Autre reprise de l’acquis de Schengen, les chambres ont traité de l'arrêté fédéral portant approbation des échanges de notes entre la Suisse et l'UE concernant la reprise des bases légales visant l'adaptation du système d'information Schengen. Au Conseil des Etats le projet a été adopté tacitement et à l’unanimité. Au Conseil national, une minorité de la commission emmenée par Pirmin Schwander (udc, SZ) a proposé de ne pas entrer en matière, estimant que le système d’information Schengen de deuxième génération prenait peu à peu la forme d’un instrument déguisé de lutte contre le terrorisme, dont les conséquences n’étaient pas encore prévisibles. La conseillère fédérale Eveline Widmer-Schlumpf a répondu à cet argument que ce projet restait dans le cadre du système de recherches Ripol. Les députés ont accepté l’entrée en matière par 117 voix contre 39 et ont adopté l’arrêté fédéral par 123 voix contre 35 au vote sur l’ensemble [25].
L’arrêté fédéral portant approbation et mise en oeuvre de l'échange de notes entre la Suisse et l'UE concernant le Règlement (CE) 2252/2004 relatif aux passeports biométriques et aux documents de voyage est traité dans la partie I, 1b (Datenschutz und Statistik).
 
[21] Bund et Lib., 29.1.08 (ratification); LT, 8.12.08 (entrée).

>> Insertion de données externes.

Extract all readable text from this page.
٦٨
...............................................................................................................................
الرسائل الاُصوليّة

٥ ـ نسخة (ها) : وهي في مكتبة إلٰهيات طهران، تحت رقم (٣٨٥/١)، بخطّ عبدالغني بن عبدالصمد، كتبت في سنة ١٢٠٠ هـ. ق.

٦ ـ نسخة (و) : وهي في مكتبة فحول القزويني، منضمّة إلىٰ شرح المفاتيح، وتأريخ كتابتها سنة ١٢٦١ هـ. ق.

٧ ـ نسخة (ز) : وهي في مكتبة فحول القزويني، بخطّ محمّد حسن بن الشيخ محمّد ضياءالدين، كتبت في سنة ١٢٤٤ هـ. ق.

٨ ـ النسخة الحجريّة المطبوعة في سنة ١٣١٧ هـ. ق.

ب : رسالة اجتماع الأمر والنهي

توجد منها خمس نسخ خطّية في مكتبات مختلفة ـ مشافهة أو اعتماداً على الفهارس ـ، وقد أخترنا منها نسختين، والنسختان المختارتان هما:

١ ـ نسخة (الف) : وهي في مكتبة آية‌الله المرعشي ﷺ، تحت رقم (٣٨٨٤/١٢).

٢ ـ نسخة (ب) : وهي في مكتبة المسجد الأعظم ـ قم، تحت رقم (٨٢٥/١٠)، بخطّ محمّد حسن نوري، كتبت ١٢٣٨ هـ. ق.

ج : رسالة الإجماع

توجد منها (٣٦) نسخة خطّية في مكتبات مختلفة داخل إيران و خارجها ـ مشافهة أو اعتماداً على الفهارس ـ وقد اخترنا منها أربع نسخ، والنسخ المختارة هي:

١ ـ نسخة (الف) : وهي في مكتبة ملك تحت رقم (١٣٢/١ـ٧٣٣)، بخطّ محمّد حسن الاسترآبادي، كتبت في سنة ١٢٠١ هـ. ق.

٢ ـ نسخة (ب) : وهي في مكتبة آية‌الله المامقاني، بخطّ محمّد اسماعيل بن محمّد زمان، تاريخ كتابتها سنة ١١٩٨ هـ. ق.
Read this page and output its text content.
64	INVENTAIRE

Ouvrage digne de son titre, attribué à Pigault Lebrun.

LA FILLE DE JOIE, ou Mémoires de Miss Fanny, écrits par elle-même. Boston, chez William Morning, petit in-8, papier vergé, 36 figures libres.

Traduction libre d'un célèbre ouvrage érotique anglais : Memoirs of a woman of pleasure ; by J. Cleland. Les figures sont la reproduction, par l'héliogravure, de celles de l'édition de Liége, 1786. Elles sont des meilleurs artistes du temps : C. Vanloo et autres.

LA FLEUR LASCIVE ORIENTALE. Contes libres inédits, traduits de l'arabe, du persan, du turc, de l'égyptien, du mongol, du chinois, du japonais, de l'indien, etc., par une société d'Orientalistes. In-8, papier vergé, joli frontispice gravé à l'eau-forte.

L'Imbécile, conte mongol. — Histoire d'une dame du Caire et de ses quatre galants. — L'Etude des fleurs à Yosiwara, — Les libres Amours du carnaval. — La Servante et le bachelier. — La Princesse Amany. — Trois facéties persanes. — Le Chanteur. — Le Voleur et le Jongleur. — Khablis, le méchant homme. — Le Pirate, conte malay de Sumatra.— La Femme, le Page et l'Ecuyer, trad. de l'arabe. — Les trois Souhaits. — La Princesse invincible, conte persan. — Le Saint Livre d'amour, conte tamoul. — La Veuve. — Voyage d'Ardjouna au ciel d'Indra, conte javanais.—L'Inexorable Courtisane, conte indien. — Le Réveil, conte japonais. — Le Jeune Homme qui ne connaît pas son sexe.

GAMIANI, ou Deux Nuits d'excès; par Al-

[22] BO CE, 2008, p. 99 ss., 513 s. et 534; BO CN, 2008, p. 623 ss. et 1026; FF, 2008, p. 4823 s. (projet 1); RO, 2008, p. 5407 ss. (projet 2). Voir APS 2007, p. 79.
[23] FF, 2008, p. 1305 ss.
[24] BO CE, 2008, p. 319 ss. et 831; BO CN, 2008, p. 1308 ss. et 1576 s.; FF, 2008, p. 7597 ss.
[25] FF, 2007, p. 8049 ss.; BO CE, 2008, p. 96 s. et 535; BO CN, 2008, p. 620 ss. et 1027; FF, 2008, p. 4821 s.